Earlier in my career, I came to The Times as a National Section Editor and then became a Business Section Editor. I found it interesting enough to go back to school. I started writing the Strategies column sometime during the financial crisis of 2008.
Have you seen any trends that have changed the way you cover the markets?
The role of the Federal Reserve has become quite central. There is an adage: don’t fight the Fed, which pretty much means that if the Fed is putting money into the economy, that will cause the stock market to skyrocket. And if the Fed is tightening, as it is now, that is going to create a dip. Starting with the financial crisis around 2008, the role of the Fed has been gigantic.
Are there other trends? I know that social media is starting to play a bigger role.
The so-called meme actions are a direct consequence of that. Robert Shiller, the Yale economist who studied this and won a Nobel Prize, had this notion that “narratives” spread. This has always been the case, but with social media it’s like wildfire. I think that’s one of the potential problems now.
What is the mission of the Strategies column?
The overall goal is to educate people about the market and allay any fears they may have. I try to give perspective to people who probably need to be in the stock market for a long time if they hope to save money. But on the other hand, they are very vulnerable. So how do you handle that? I am much more interested in the millions of people who are in that situation.

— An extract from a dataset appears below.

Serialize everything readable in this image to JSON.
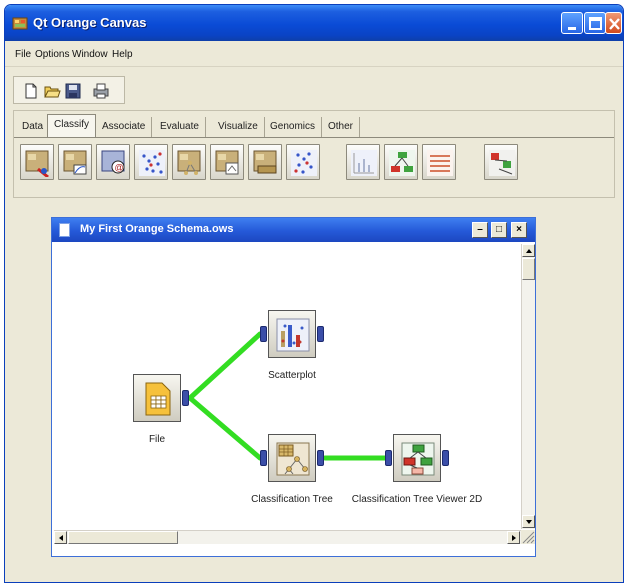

We are still in a pandemic; there is a geopolitical crisis involving a nuclear power; America’s relationship with China is questionable at the moment. And the United States has many internal political divisions that are well documented elsewhere in The Times. If you add all that, you can become very pessimistic. I think it is an act of faith to continue investing for the long term. I try to point out what can be known and what cannot.
How do reader comments shape your reports?
I have received feedback from readers for years; right now we are actively suggesting that people write. In the last 10 days, I have received about 250 direct questions from different people. I don’t necessarily know what people know and don’t know; I have to keep remembering that there are new generations, which is something beautiful.
Many of the comments ask me to explain more simply. The more I do this, the more I try to break things down: What’s the logic here? What am I assuming? I’m trying to explain what that assumption is and see if it makes sense.
I am well aware of the fact that this is The New York Times. People trust The Times. Many people trust me. I don’t want to disappoint anyone.
What do you do if you’ve been saving all your life and you’re faced with this now? How long do you last? If you read a couple of the pieces that I’ve done lately, I’ve tried to write there very carefully, don’t invest in the stock market if you need the money.
As a journalist, I have different roles. If I write straight news that looks unrelentingly bleak, I try to come back fairly quickly with a column that puts it into perspective. In the column, I am allowed to give a perspective that is mostly based on facts. But like I said, part of it is faith that the world will go on, that the financial system will hold together, that the markets will eventually go up.